この大きな猫が来る前は、二匹の猫はうちから二百メートルほどのあたりに絶対の境界線を引いていて、それ以上は一緒に来てくれなかった。境界線の手前に立って、にゃーにゃーと鳴くばかりだった。おそらく「これ以上さきは危険だから、やめて帰ってきな」と言っていたのだろう。


それが、大きな猫が一緒となると、スイスイと先頭を立って、どこまででも同行するようになった。といっても、せいぜい30分ほどの散歩なのだが、大きな一匹と小柄な二匹がトコトコと歩くさまを見るのは、心温まるものがあった。元気が良いのは二匹のほうで、大きな猫は、どちらかというと慎重に、かといっておどおどするでもなく、やわらかく地面をつかみながら流れるようにゆっくりと歩いた。


普段、歩いて前を通りがかると、必ず吠え立てる犬があったのだが、大きな猫を連れていくと、犬小屋のわきで身をすくめるようにしてこちらを見ているばかりで、クンとも声を立てず、まるで息を潜めているようになった。姿を見る前から、そのような猫が来るのがわかったのだろうか。不思議なことだ。その日以降、犬はいつ行っても静かだった。

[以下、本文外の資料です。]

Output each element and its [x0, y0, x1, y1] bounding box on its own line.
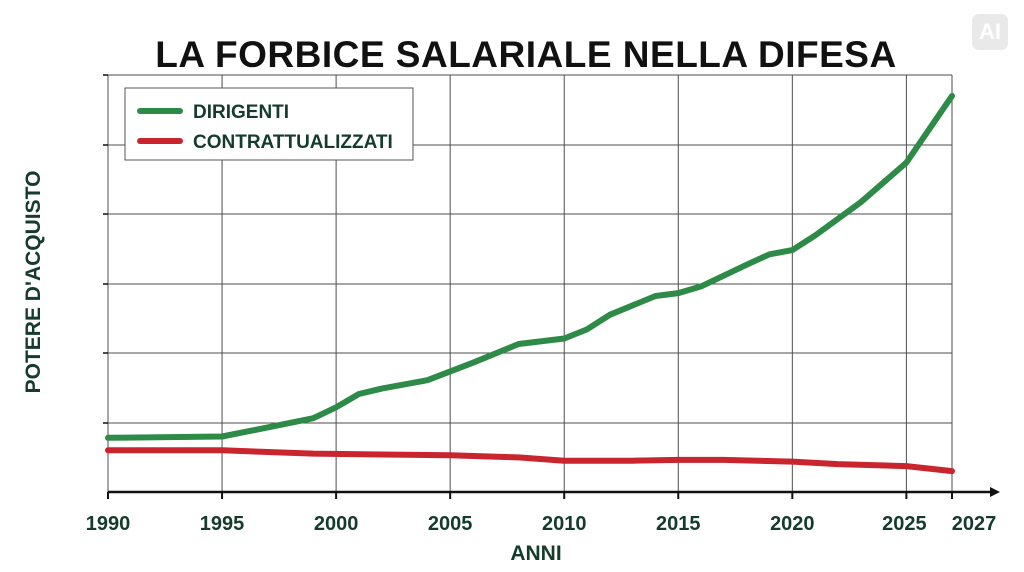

猫との散歩は大変楽しかったので、それはやがて夕暮れ時の日課となった。秋には鰯雲、冬には青天井、春には霞む昼の月を眺め、沈む前の小麦色の太陽の光に映えて、二匹は転がるように歩き、ときに飛ぶように跳ねるように走った。大きな猫は決して走ることが無かった。ゆっくりと肩の筋肉をうねらせながら、非常に静かに歩いた。目を閉じていれば、近くにそのような大きさの生き物がいると気づくものはいないだろうほど、その動きは滑らかだった。


ときどき私たちは、信号を渡ることもした。大きな猫が来る前には考えられなかったことだった。歩くのを止めると、大きな猫は自然とそこに座って待つ。ほかの二匹もこちらを見て、いつまた進むのか、どちらに進むのかと訊ねるようにする。とても安全で、静かな交通ルールだ。轟音を立てて通り過ぎるバイクも、地面を揺らしながら風を巻き上げていく大型トラックも、大きな猫の前では子どもの三輪車のように安全に思えた。


信号待ちの間も、大きな猫が身動きすることはほとんど無い。じっと、進む方向に透明な視線を向けている。だがある日、よく見ると、右前足を数ミリほど、すっと地面から浮かせる動作をするのに気づいた。観察するに、信号が赤なまま車の流れが途切れたとき、すこし渡れそうなときに大きな猫は右足を浮かせる。大きな猫の足が浮くと、二匹もせかすようにこちらに視線を向ける。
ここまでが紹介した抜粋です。